Int Surg. 2007 Jul-Aug;92(4):198-201.
In 1948, Mirizzi described a syndrome characterized as the obstruction of the common hepatic duct by a stone located in the gallbladder's neck or in the cystic duct. We present a rare case of Mirizzi syndrome resulting from a fistula involving the cystic duct, the neck of the gallbladder, and the right hepatic duct. This finding was possible because the patient had a rare biliary anatomic variation: the insertion of the cystic duct straight in the right hepatic duct. The diagnosis was suggested by abdominal ultrasonography and confirmed by endoscopic retrograde cholangiopancreatography.
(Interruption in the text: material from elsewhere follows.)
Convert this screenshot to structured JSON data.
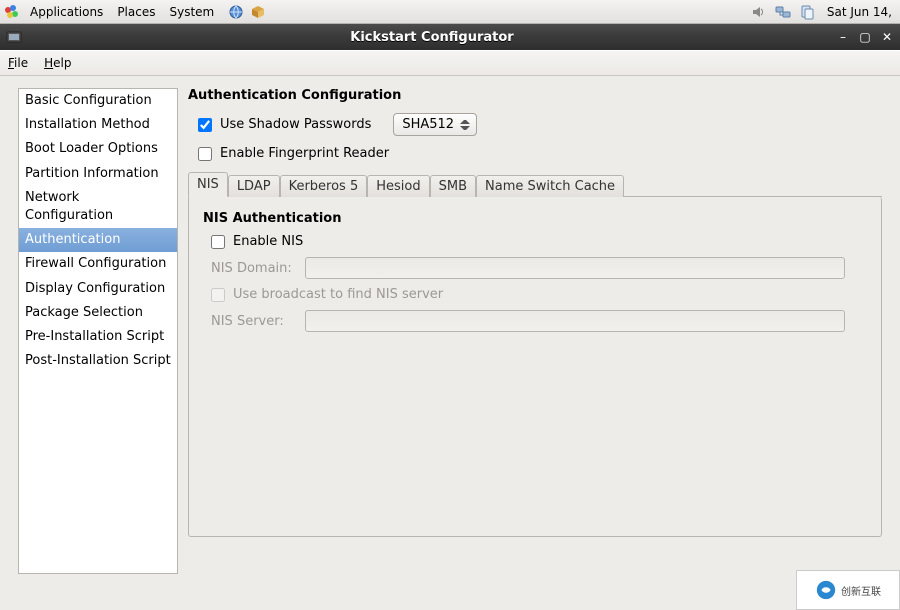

The surgical approach was performed by means of an open cholecystectomy, common biliary duct exploration using the right hepatic duct and a transduodenal papillotomy, and insertion of a long limb T-tube through the right hepatic duct to drain the common duct. The procedure was successful, and after an 18-month period, the patient is free of symptoms.
1948年,米里齐描述了一种综合征,其特征为位于胆囊颈部或胆囊管的结石阻塞肝总管。我们报告一例罕见的米里齐综合征,其病因是瘘管累及胆囊管、胆囊颈部和右肝管。这一发现之所以成为可能,是因为该患者存在一种罕见的胆道解剖变异:胆囊管直接插入右肝管。腹部超声检查提示了诊断,并经内镜逆行胰胆管造影术得以证实。手术方法采用开腹胆囊切除术、经右肝管进行胆总管探查及经十二指肠乳头切开术,并通过右肝管插入一根长肢T形管以引流胆总管。手术成功,18个月后,患者无症状。